Na ação, o Sindicato alega que a agência do Safra não estava fazendo uso da porta giratória de segurança e tampouco do vigilante armado, em flagrante descumprimento das normas legais que regem a segurança das instituições financeiras. “A ausência simultânea de barreira física de controle de acesso e de profissional habilitado para vigilância armada ou ostensiva expõe de forma grave e imediata os empregados e clientes da agência a risco elevado de assaltos, violência e atentados à integridade física, sobretudo considerando a natureza da atividade bancária, caracterizada pelo trânsito permanente de valores e pela presença de equipamentos de autoatendimento, sabidamente alvos preferenciais de ações criminosas”, aponta um trecho da ação.
Segundo o advogado André Moreira, assessor jurídico do Sindicato, ainda que parte das operações seja hoje realizada digitalmente, há um risco inerente à própria atividade bancária. “É dever indeclinável do banco adotar medidas preventivas eficazes, capazes de reduzir os riscos inerentes ao trabalho, nos termos do art. 7º, XXII, da Constituição Federal e da legislação específica sobre segurança bancária”, aponta Moreira.
O advogado afirma ainda que a iniciativa do banco de retirar ao arrepio da legislação os mecanismos de segurança e a vigilância armada revela negligência manifesta com a vida, a saúde e a dignidade de seus empregados, priorizando critérios meramente econômicos em detrimento de direitos fundamentais. “Tal postura evidencia desprezo pelos deveres de proteção e cautela que recaem sobre o empregador, especialmente em atividades de risco acentuado”, assinala Moreira.
O coordenador-geral do Sindicato, Carlos Pereira de Araújo (Carlão), afirma que têm sido recorrentes nos últimos anos as ações na Justiça do Trabalho para obrigar os bancos a cumprir a legislação. “Aqui no Espírito Santo o Sindicato tem acionado a Justiça todas as vezes que os bancos tentam burlar a lei.
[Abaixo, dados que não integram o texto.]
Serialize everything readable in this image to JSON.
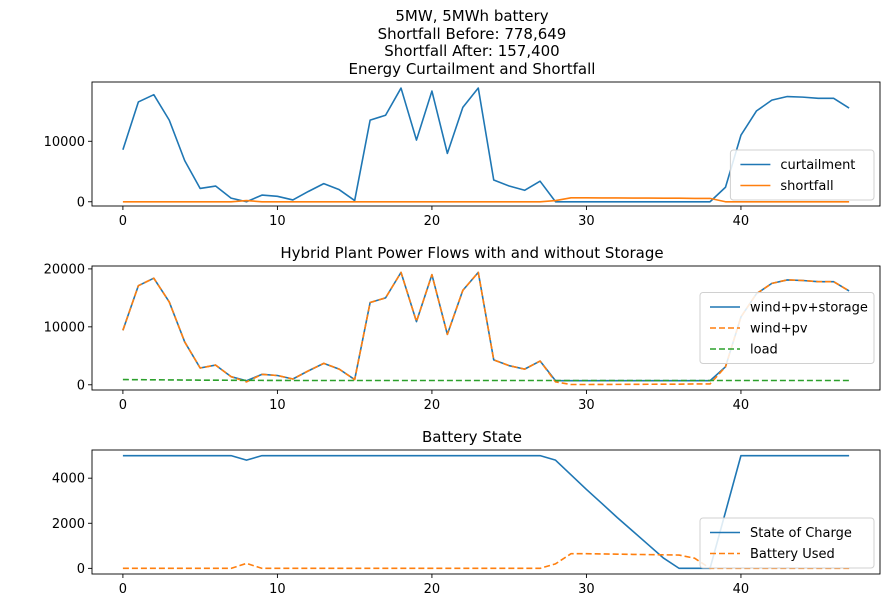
{
  "figure": {
    "title_lines": [
      "5MW, 5MWh battery",
      "Shortfall Before: 778,649",
      "Shortfall After: 157,400"
    ]
  },
  "chart_data": [
    {
      "type": "line",
      "title": "Energy Curtailment and Shortfall",
      "xlim": [
        -2,
        49
      ],
      "ylim": [
        -700,
        19800
      ],
      "xticks": [
        0,
        10,
        20,
        30,
        40
      ],
      "yticks": [
        0,
        10000
      ],
      "legend": "lower-right",
      "x": [
        0,
        1,
        2,
        3,
        4,
        5,
        6,
        7,
        8,
        9,
        10,
        11,
        12,
        13,
        14,
        15,
        16,
        17,
        18,
        19,
        20,
        21,
        22,
        23,
        24,
        25,
        26,
        27,
        28,
        29,
        30,
        31,
        32,
        33,
        34,
        35,
        36,
        37,
        38,
        39,
        40,
        41,
        42,
        43,
        44,
        45,
        46,
        47
      ],
      "series": [
        {
          "name": "curtailment",
          "color": "#1f77b4",
          "dash": "solid",
          "values": [
            8600,
            16500,
            17700,
            13500,
            6800,
            2200,
            2600,
            600,
            0,
            1100,
            900,
            300,
            1700,
            3000,
            2000,
            200,
            13500,
            14300,
            18800,
            10200,
            18300,
            8000,
            15600,
            18800,
            3600,
            2600,
            1900,
            3400,
            0,
            0,
            0,
            0,
            0,
            0,
            0,
            0,
            0,
            0,
            0,
            2400,
            11000,
            15000,
            16800,
            17400,
            17300,
            17100,
            17100,
            15500
          ]
        },
        {
          "name": "shortfall",
          "color": "#ff7f0e",
          "dash": "solid",
          "values": [
            0,
            0,
            0,
            0,
            0,
            0,
            0,
            0,
            200,
            0,
            0,
            0,
            0,
            0,
            0,
            0,
            0,
            0,
            0,
            0,
            0,
            0,
            0,
            0,
            0,
            0,
            0,
            0,
            200,
            650,
            650,
            640,
            630,
            620,
            610,
            600,
            590,
            550,
            560,
            0,
            0,
            0,
            0,
            0,
            0,
            0,
            0,
            0
          ]
        }
      ]
    },
    {
      "type": "line",
      "title": "Hybrid Plant Power Flows with and without Storage",
      "xlim": [
        -2,
        49
      ],
      "ylim": [
        -900,
        20500
      ],
      "xticks": [
        0,
        10,
        20,
        30,
        40
      ],
      "yticks": [
        0,
        10000,
        20000
      ],
      "legend": "right",
      "x": [
        0,
        1,
        2,
        3,
        4,
        5,
        6,
        7,
        8,
        9,
        10,
        11,
        12,
        13,
        14,
        15,
        16,
        17,
        18,
        19,
        20,
        21,
        22,
        23,
        24,
        25,
        26,
        27,
        28,
        29,
        30,
        31,
        32,
        33,
        34,
        35,
        36,
        37,
        38,
        39,
        40,
        41,
        42,
        43,
        44,
        45,
        46,
        47
      ],
      "series": [
        {
          "name": "wind+pv+storage",
          "color": "#1f77b4",
          "dash": "solid",
          "values": [
            9400,
            17100,
            18400,
            14300,
            7400,
            2900,
            3400,
            1400,
            700,
            1800,
            1600,
            1000,
            2400,
            3700,
            2700,
            900,
            14200,
            15000,
            19400,
            10900,
            19000,
            8700,
            16300,
            19400,
            4300,
            3300,
            2700,
            4100,
            700,
            700,
            700,
            700,
            700,
            700,
            700,
            700,
            700,
            700,
            700,
            3100,
            11700,
            15700,
            17500,
            18100,
            18000,
            17800,
            17800,
            16200
          ]
        },
        {
          "name": "wind+pv",
          "color": "#ff7f0e",
          "dash": "dashed",
          "values": [
            9400,
            17100,
            18400,
            14300,
            7400,
            2900,
            3400,
            1400,
            500,
            1800,
            1600,
            1000,
            2400,
            3700,
            2700,
            900,
            14200,
            15000,
            19400,
            10900,
            19000,
            8700,
            16300,
            19400,
            4300,
            3300,
            2700,
            4100,
            500,
            50,
            50,
            60,
            70,
            80,
            90,
            100,
            110,
            150,
            140,
            3100,
            11700,
            15700,
            17500,
            18100,
            18000,
            17800,
            17800,
            16200
          ]
        },
        {
          "name": "load",
          "color": "#2ca02c",
          "dash": "dashed",
          "values": [
            900,
            880,
            860,
            840,
            820,
            800,
            790,
            780,
            770,
            760,
            750,
            740,
            740,
            740,
            740,
            740,
            740,
            740,
            740,
            740,
            740,
            740,
            740,
            740,
            740,
            740,
            740,
            740,
            740,
            740,
            740,
            740,
            740,
            740,
            740,
            740,
            740,
            740,
            740,
            740,
            740,
            740,
            740,
            740,
            740,
            740,
            740,
            740
          ]
        }
      ]
    },
    {
      "type": "line",
      "title": "Battery State",
      "xlim": [
        -2,
        49
      ],
      "ylim": [
        -250,
        5250
      ],
      "xticks": [
        0,
        10,
        20,
        30,
        40
      ],
      "yticks": [
        0,
        2000,
        4000
      ],
      "legend": "lower-right",
      "x": [
        0,
        1,
        2,
        3,
        4,
        5,
        6,
        7,
        8,
        9,
        10,
        11,
        12,
        13,
        14,
        15,
        16,
        17,
        18,
        19,
        20,
        21,
        22,
        23,
        24,
        25,
        26,
        27,
        28,
        29,
        30,
        31,
        32,
        33,
        34,
        35,
        36,
        37,
        38,
        39,
        40,
        41,
        42,
        43,
        44,
        45,
        46,
        47
      ],
      "series": [
        {
          "name": "State of Charge",
          "color": "#1f77b4",
          "dash": "solid",
          "values": [
            5000,
            5000,
            5000,
            5000,
            5000,
            5000,
            5000,
            5000,
            4800,
            5000,
            5000,
            5000,
            5000,
            5000,
            5000,
            5000,
            5000,
            5000,
            5000,
            5000,
            5000,
            5000,
            5000,
            5000,
            5000,
            5000,
            5000,
            5000,
            4800,
            4150,
            3500,
            2880,
            2250,
            1650,
            1050,
            450,
            0,
            0,
            0,
            2500,
            5000,
            5000,
            5000,
            5000,
            5000,
            5000,
            5000,
            5000
          ]
        },
        {
          "name": "Battery Used",
          "color": "#ff7f0e",
          "dash": "dashed",
          "values": [
            0,
            0,
            0,
            0,
            0,
            0,
            0,
            0,
            220,
            0,
            0,
            0,
            0,
            0,
            0,
            0,
            0,
            0,
            0,
            0,
            0,
            0,
            0,
            0,
            0,
            0,
            0,
            0,
            200,
            650,
            650,
            640,
            630,
            620,
            610,
            600,
            590,
            450,
            0,
            0,
            0,
            0,
            0,
            0,
            0,
            0,
            0,
            0
          ]
        }
      ]
    }
  ]
}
Já vencemos ações contra quase todos os bancos. Felizmente, a Justiça tem aplicado rigorosamente a lei, obrigando os bancos a manter as portas de segurança e vigilância armada”, afirma Carlão..
Carlão diz que o argumento dos bancos para retirar as portas e dispensar a vigilância armada é o mesmo. Os bancos alegam que as unidades de negócios não movimentam numerário em espécie (ou o fazem de forma mínima), o que não justifica manter os sistemas de segurança. “Na verdade, não é prioridade dos bancos garantir a segurança pessoal e o patrimonial de empregados e clientes. Como o sistema de segurança envolve custos, os bancos fazem de tudo para cortá-los para aumentar as margens de lucro”, enfatiza. O dirigente acrescenta que a retirada dos sistemas de segurança expõe trabalhadores e clientes ao risco, facilitando assaltos e “saidinhas de banco”, além de eliminar os postos de trabalho de vigilantes.